O cenário cinematográfico atual vive um momento de extremos, onde grandes sagas de ação e o renascimento do horror disputam a atenção do público global. De um lado, temos a consagração de uma das franquias mais lucrativas da história, que inicia seu adeus com números impressionantes; do outro, a exploração psicológica profunda em um universo pós-apocalíptico que retorna com força total.

O adeus explosivo de ‘Velozes & Furiosos 10’

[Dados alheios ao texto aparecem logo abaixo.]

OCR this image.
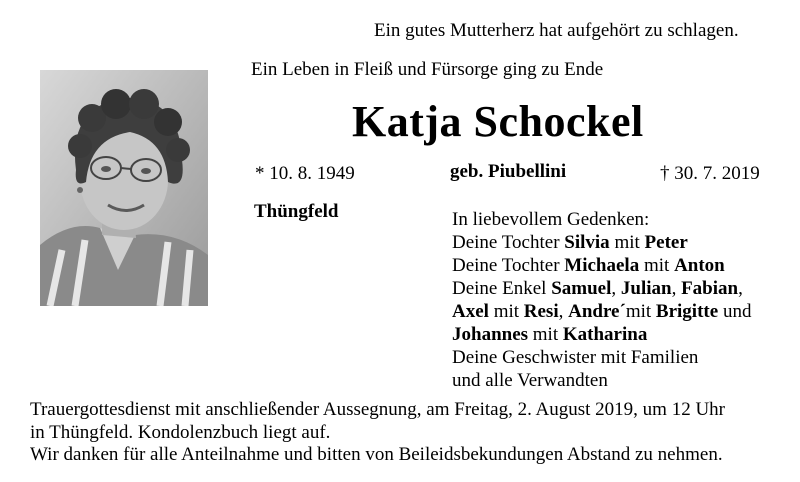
Ein gutes Mutterherz hat aufgehört zu schlagen.
Ein Leben in Fleiß und Fürsorge ging zu Ende
Katja Schockel
* 10. 8. 1949	geb. Piubellini	† 30. 7. 2019
Thüngfeld	In liebevollem Gedenken:
Deine Tochter Silvia mit Peter
Deine Tochter Michaela mit Anton
Deine Enkel Samuel, Julian, Fabian,
Axel mit Resi, Andre´mit Brigitte und
Johannes mit Katharina
Deine Geschwister mit Familien
und alle Verwandten
Trauergottesdienst mit anschließender Aussegnung, am Freitag, 2. August 2019, um 12 Uhr
in Thüngfeld. Kondolenzbuch liegt auf.
Wir danken für alle Anteilnahme und bitten von Beileidsbekundungen Abstand zu nehmen.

A décima parcela da saga de Dom Toretto segue firme em exibição nos cinemas brasileiros e demonstra fôlego invejável. Em pouco menos de duas semanas em cartaz, o longa-metragem já ultrapassou a marca de US$ 512 milhões na bilheteria mundial. A trama marca, teoricamente, o início do fim para a família de corredores que, ao longo de três décadas, superou todo tipo de adversidade. Desta vez, no entanto, o desafio é pessoal e visceral: Dante, interpretado por Jason Momoa, surge como uma ameaça fantasma do passado, movido por pura vingança e determinado a destruir tudo o que Toretto ama.

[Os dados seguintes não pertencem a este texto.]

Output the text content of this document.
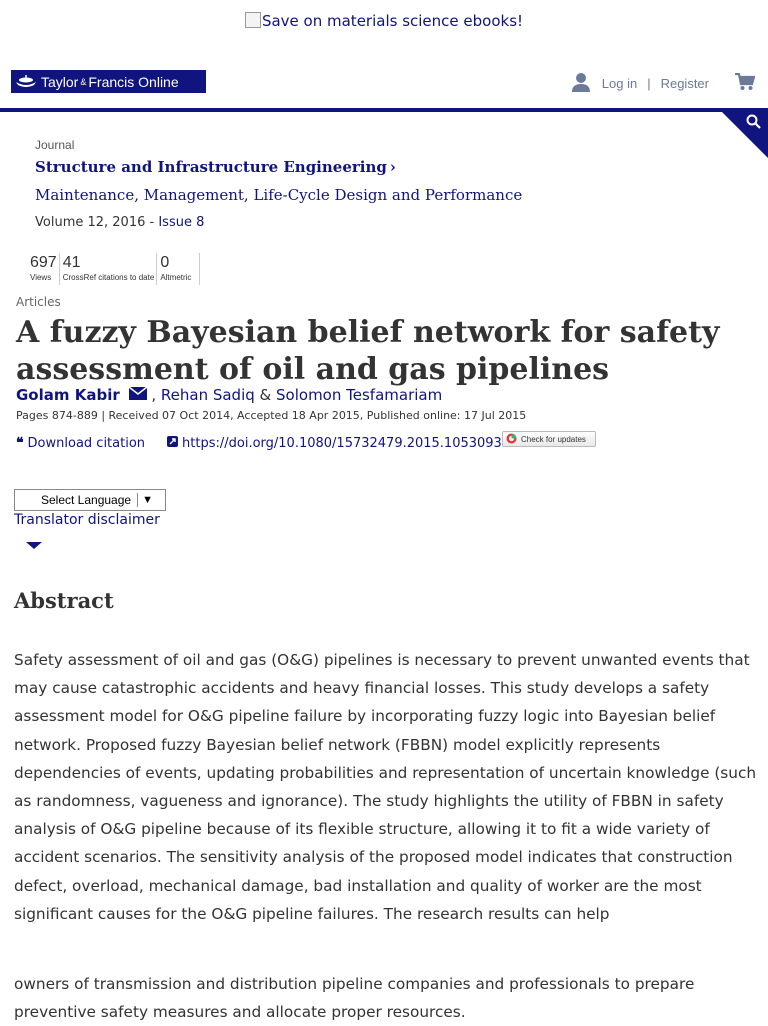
Save on materials science ebooks!
Taylor & Francis Online	Log in | Register
Journal
Structure and Infrastructure Engineering ›
Maintenance, Management, Life-Cycle Design and Performance
Volume 12, 2016 - Issue 8
697
Views
41
CrossRef citations to date
0
Altmetric
Articles
A fuzzy Bayesian belief network for safety assessment of oil and gas pipelines
Golam Kabir , Rehan Sadiq & Solomon Tesfamariam
Pages 874-889 | Received 07 Oct 2014, Accepted 18 Apr 2015, Published online: 17 Jul 2015
❝ Download citation	https://doi.org/10.1080/15732479.2015.1053093 Check for updates
Select Language ▼
Translator disclaimer
Abstract

Safety assessment of oil and gas (O&G) pipelines is necessary to prevent unwanted events that may cause catastrophic accidents and heavy financial losses. This study develops a safety assessment model for O&G pipeline failure by incorporating fuzzy logic into Bayesian belief network. Proposed fuzzy Bayesian belief network (FBBN) model explicitly represents dependencies of events, updating probabilities and representation of uncertain knowledge (such as randomness, vagueness and ignorance). The study highlights the utility of FBBN in safety analysis of O&G pipeline because of its flexible structure, allowing it to fit a wide variety of accident scenarios. The sensitivity analysis of the proposed model indicates that construction defect, overload, mechanical damage, bad installation and quality of worker are the most significant causes for the O&G pipeline failures. The research results can help

owners of transmission and distribution pipeline companies and professionals to prepare preventive safety measures and allocate proper resources.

Dentro dessa narrativa de “fim da estrada”, um ponto específico gerou comoção e debate entre os fãs: o destino de Jakob Toretto. O personagem de John Cena, que protagonizou um retorno emblemático à família anteriormente, aparentemente se sacrifica para salvar o irmão e o sobrinho. A cena deixou o público impactado, mas, conhecendo o histórico da franquia de reviver mortos e criar falsas despedidas, a dúvida paira no ar. Em entrevista à Entertainment Weekly, Cena comentou os bastidores dessa decisão dramática, explicando como concordou com o desfecho do seu personagem, embora, no universo de Velozes, nunca se possa bater o martelo definitivamente sobre o fim de alguém.

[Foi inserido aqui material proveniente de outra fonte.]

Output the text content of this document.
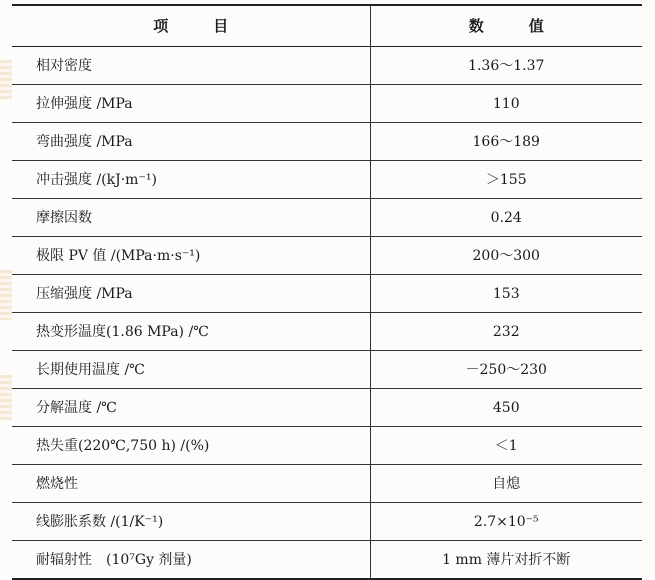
项　　　目	数　　　值
相对密度	1.36～1.37
拉伸强度 /MPa	110
弯曲强度 /MPa	166～189
冲击强度 /(kJ·m⁻¹)	＞155
摩擦因数	0.24
极限 PV 值 /(MPa·m·s⁻¹)	200～300
压缩强度 /MPa	153
热变形温度(1.86 MPa) /℃	232
长期使用温度 /℃	－250～230
分解温度 /℃	450
热失重(220℃,750 h) /(%)	＜1
燃烧性	自熄
线膨胀系数 /(1/K⁻¹)	2.7×10⁻⁵
耐辐射性　(10⁷Gy 剂量)	1 mm 薄片对折不断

A gênese do mal em ’28 Years Later: The Bone Temple’

Enquanto uns se sacrificam por amor, outros abraçam a escuridão absoluta. Mudando radicalmente o tom, o aguardado 28 Years Later: The Bone Temple oferece uma perspectiva perturbadora sobre a infecção que devastou a sociedade. Logo nos primeiros momentos do filme, somos confrontados com a origem da tragédia pelos olhos de uma criança, que testemunha não apenas o assassinato brutal de sua família, mas a aceitação voluntária da infecção por seu próprio pai, que encara o vírus como um ato divino.

Esse garoto cresce para se tornar Jimmy Crystal, interpretado na fase adulta pelo fantástico Jack O’Connell. Ao contrário do heroísmo visto nas telas de ação, aqui temos um retrato de decadência mental. Jimmy é a peça central da trama, servindo como uma ponte narrativa com o primeiro filme, mas agora sob uma luz muito mais sinistra. O personagem é descrito como uma monstruosidade completa, alguém que perdeu qualquer traço de humanidade.

A construção de um vilão perturbador

Ao conversar sobre a complexidade de viver alguém tão horrendo, O’Connell revelou que, preocupantemente, muitas das cenas fluíram com naturalidade. Segundo o ator, houve uma liberdade criativa imensa no set, permitindo que o elenco mergulhasse de cabeça na loucura proposta pelo roteiro, criando uma convicção coletiva que transparece na fisicalidade das atuações.

Para O’Connell, conectar-se com o lado “monstruoso” de Jimmy não foi a parte mais difícil. A construção do personagem passou muito pelos detalhes visuais, elementos que muitas vezes não recebem o devido crédito, mas que foram essenciais para dar vida ao caos. O ator destacou o trabalho da equipe de maquiagem e figurino, mencionando especificamente os dentes falsos — que por si só já causavam repulsa — e a peruca.

O estilo do caos

Curiosamente, a estética bizarra do personagem teve influência direta do próprio ator. Foi O’Connell quem sugeriu o uso do agasalho de veludo roxo (purple velour tracksuit), ideia prontamente executada pelos figurinistas Gareth Pugh e Carson McColl. Esses detalhes, somados a adereços inusitados como uma tiara, sinalizam para o público que a situação está prestes a sair do controle. Vindo de um 2025 extremamente produtivo, com destaque também para sua atuação em Sinners, Jack O’Connell consolida seu talento para se perder em papéis insanos e selvagens, deixando a audiência na expectativa de vê-lo, quem sabe no futuro, interpretando alguém que esteja apenas tendo um dia bom.